I feel both more anti-fragile and more in touch with how fragile life is. I feel more sure over what I want to have impact me compared to the larger external forces I ultimately have little control or say over (from politics to my current job). I feel more in my body and able to move through the world in a way that feels more in line with how I want to live. For most of the year, taking trips felt out of reach–plane rides too long to sit on and city streets too far to walk on. I know one day in the future I will return to that state and I might do so repeatedly until age catches up to me. I feel that fragility deeply now and it makes my days of walking without thinking feel like pure magic.
Having my birthday over a sabbatical (not even the halfway point!) is so luxurious. I didn’t know what day it was today and I’ve loved having so much time outside away from my computer with loved ones. It was hard to find time and desire to sit down to even write this–that’s how I know I’m doing something right. There’s a tangible excitement and deep gratitude for the opportunities I have in my life with my relationships, where I live, what resources I have, my job, and where my body is at. After a year of grief and rebuilding, I want to remain close to that feeling of aliveness and what helps fuel the feeling.
At the same time, I feel such loss today. The loss of another year without my grandma. The loss of my brother, Andy. The loss of my work in the WordPress community (for now). The loss of so many dear coworkers. The loss of time to heal and to grow closer in more relationships I care about in my life. My mom turns 80 this year and I feel in my birthday the grief of the years passing that I’ll still have with her and my dad (and my birthmom). None of them are getting younger nor are my Uncles and Aunts, most of whom I’m not terribly close to. Nor are my siblings! Nor are some of my friends I long to rebuild with after hurt and pain took its toll. This loss of time is so profound for me and I want it to be something I let myself feel deeply. None of us know the time we have on this wild planet and I never want to lose sight of that. So I sit with my partner’s 92 year old grandparents and feel how close they are to the end of their lives. So I ask my Uncle questions about what it’s like to look back on his life. So I make an extra trip out to go visit another Uncle after a health scare. So I plan a 2.5 week birthday roadtrip for my 80 year mom. So I have hard conversations with both parents. So I book an outrageous trip with friends. So I write postcards to varying kiddos in my life under the age of nine. So I live and I say what I mean and I re-examine what I think I know.

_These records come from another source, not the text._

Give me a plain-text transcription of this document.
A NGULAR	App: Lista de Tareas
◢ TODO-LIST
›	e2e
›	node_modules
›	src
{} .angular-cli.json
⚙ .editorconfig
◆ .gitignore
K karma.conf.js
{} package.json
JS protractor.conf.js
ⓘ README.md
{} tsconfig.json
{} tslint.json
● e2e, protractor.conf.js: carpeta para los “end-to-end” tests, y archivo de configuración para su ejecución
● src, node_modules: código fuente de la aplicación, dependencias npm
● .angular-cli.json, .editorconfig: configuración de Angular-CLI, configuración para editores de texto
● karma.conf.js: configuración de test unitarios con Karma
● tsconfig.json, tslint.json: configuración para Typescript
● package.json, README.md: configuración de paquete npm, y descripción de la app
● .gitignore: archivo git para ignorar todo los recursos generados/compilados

If today is any indication of 32, I’m in for a treat. I woke up to a group text I’m in with my partner and two best friends where each had shared a hilarious video of each of them replicating Pooh dancing to a pitbull song, a video that for some reason makes me laugh so hard. I then sped down to meet up with Kelly for a coffee outside bike hang, exploring a new (to me) park in Seattle and meeting some new folks. I felt my body’s strength as the ride felt mindless to do (something I couldn’t do last year). I then biked to my partner’s apartment, just a 15 min walk from mine, and was greeted by a beautiful card she wrote as well as more beautiful cards for me to send to others. We headed out to Cougar Mountain to stitch together a hike and more time outside. As soon as I publish this, I’ll clean myself up and head off for nachos and margaritas, followed by a delicious cookie cake and ice cream. I imagine I’ll catch the sunset and maybe even swing by Volunteer Park for another telescope hang to see the moon. These everyday moments have been so interspersed with pain during 31, both physical and emotional, that to do them with such ease and want to do them at all feels worth celebrating in and of itself.